How to get more muscles
When you think of how to build muscle, most people think about barbells and lifting heavier and heavier weights—and that’s not wrong! Resistance training with barbells, dumbbells and machines with progressively increasing weights absolutely builds muscle. It’s a proven and efficient way, and should be a part of your training regimen.
But it’s not the only way to gain muscle, as long as you follow a few fundamental concepts.
Even if a movement is very hard for you the first time you do it, you will get used to it and your body will adapt. And when this happens you need to make it more difficult if you want to get more benefit out of it. You can do this by increasing the weight on a machine or barbell movement, adding more repetitions or, as we’ll discuss further, you can change the way you perform bodyweight movements to make the leverages and forces more difficult.

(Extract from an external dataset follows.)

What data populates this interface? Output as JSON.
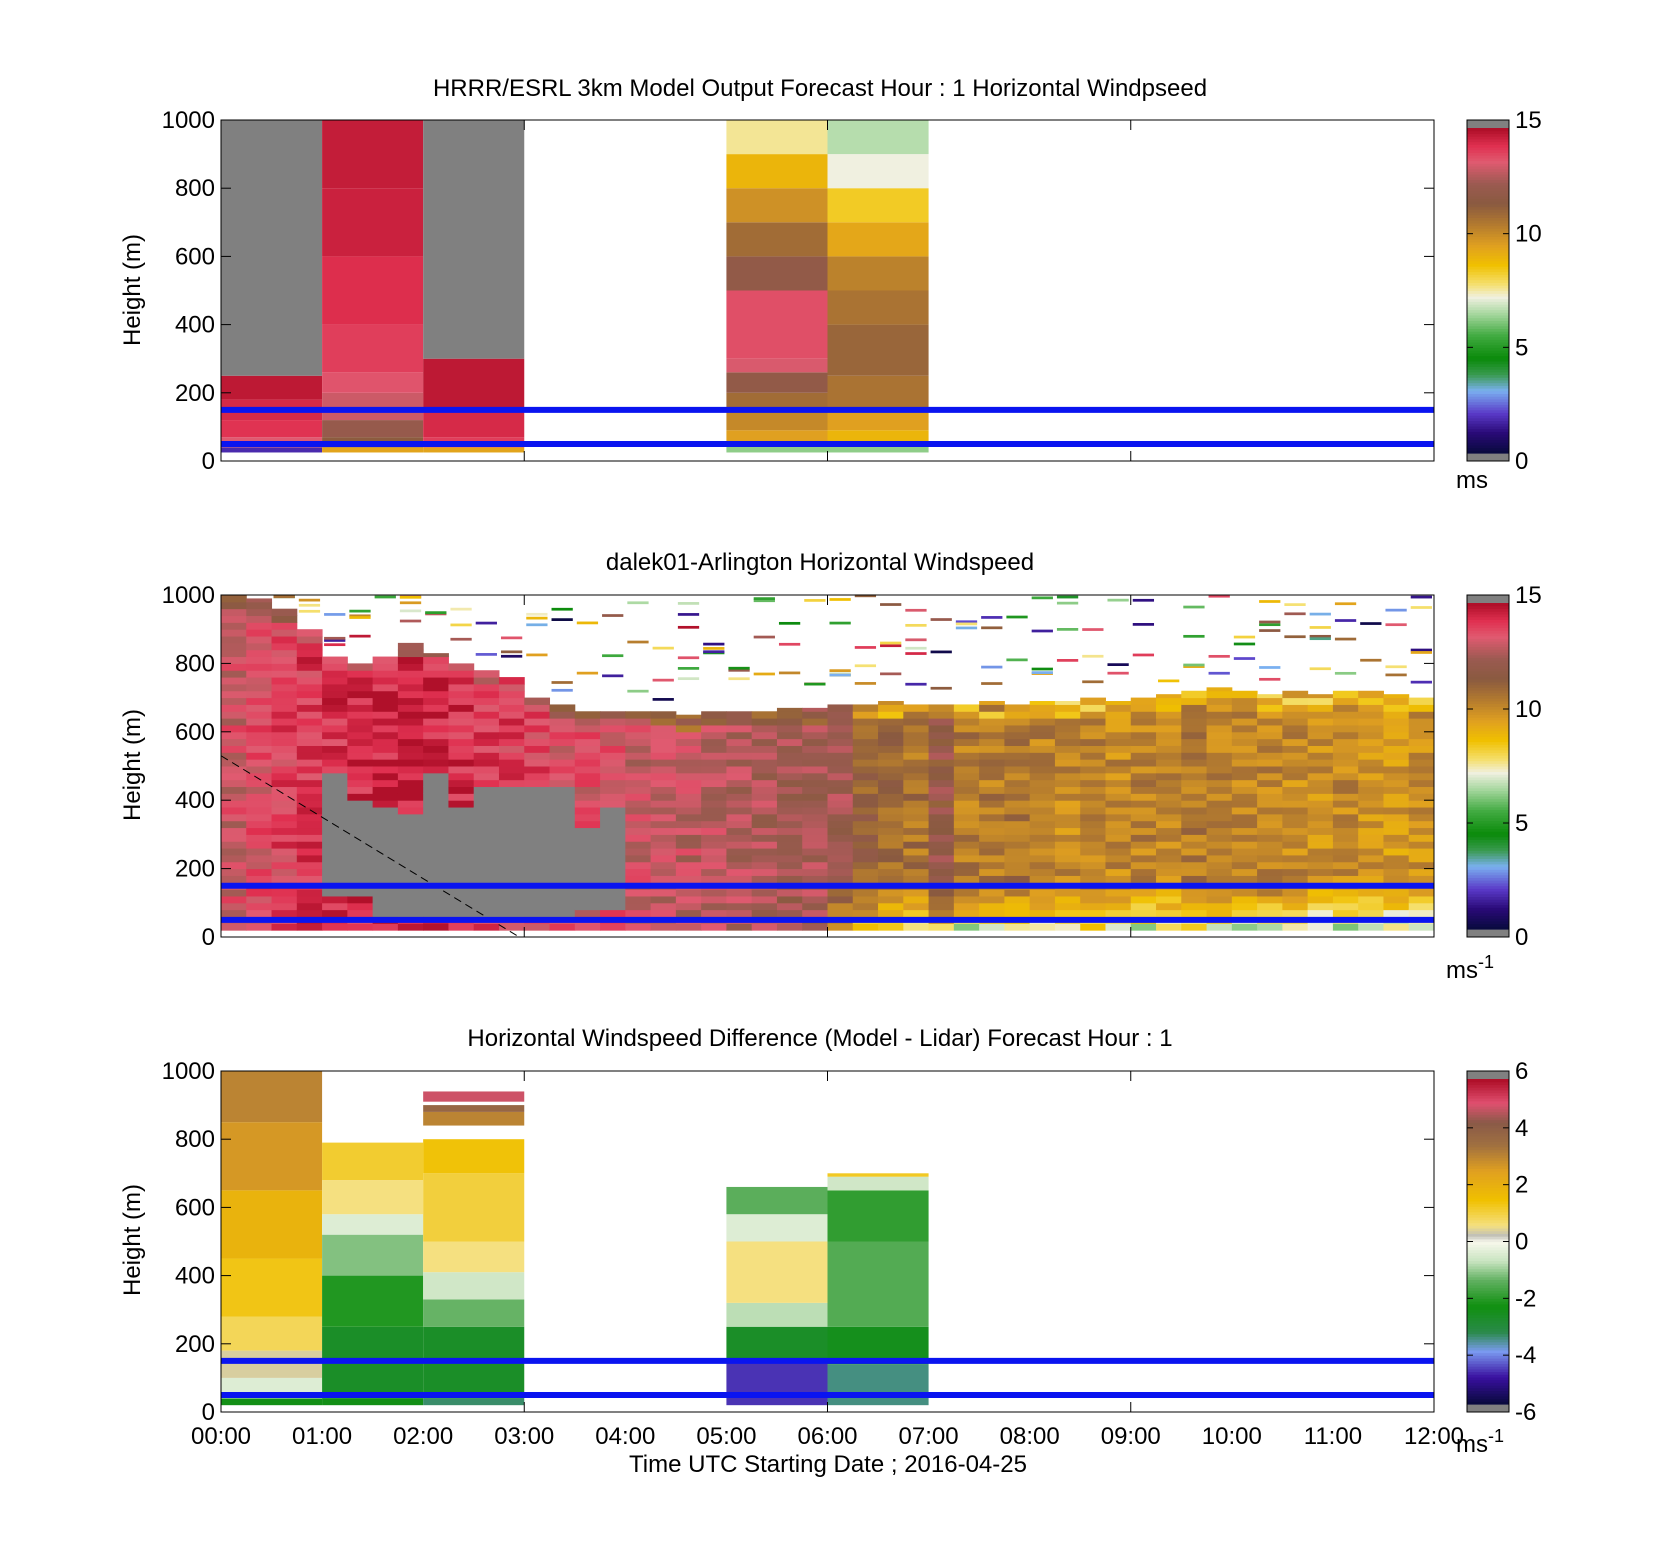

Our bodies adapt well to situations and our environment. Building muscle takes a lot of our energy and bodily resources, so unless the stimulus warrants that response, our system won’t change.
This doesn’t mean you have to make things very hard at every session. That’s a recipe for burnout. But it does mean that over time you’ll need to be doing more (resistance, repetitions, etc.) than you did before to improve and gain muscle.
Time under tension
This concept refers to how long you are exerting your muscles within a particular movement. We usually count this by how many repetitions of the movement you are doing, with the hypertrophy sweet spot at eight to 12 repetitions. But you can also think of this as how much time (in seconds/minutes) your muscles are under contraction. Say a typical repetition takes you three to five seconds to do. Eight to 12 repetitions of that would be around 30 seconds to a minute.
This is helpful because some movements you hold for a period of time (wall sits, planks, gripping holds), which is necessary to build muscle.
For most people, each set of a movement (or movement combination) should be about 30 to 60 seconds to stimulate muscle growth. Less than that and it isn’t as much of a stimulus, and more than that makes it more like endurance training. Yes, there is much more detail to this and I’m sure many people will debate these details, but for practical purposes, this general guideline works for the majority of people.
The need for consistent training makes intuitive sense. You can’t expect to do one session and suddenly gain 10 pounds of muscle! This is related to the concept of progression. If your muscles aren’t experiencing a regular pattern of stress, then there is no need to build or maintain muscular growth.
Our bodies build and adapt to stimulus as needed, but this also includes reducing when there is lessened need. Just like we lose fat stores when we eat less or expend more energy than we take in, we lose muscle when the stimulus is gone. Thankfully, it takes much longer than just a few days to lose it, but it does require us to workout more than once every couple of weeks to build muscle.
Two to three times of resistance training per week is necessary to optimally build muscle, and once every week or so to maintain it.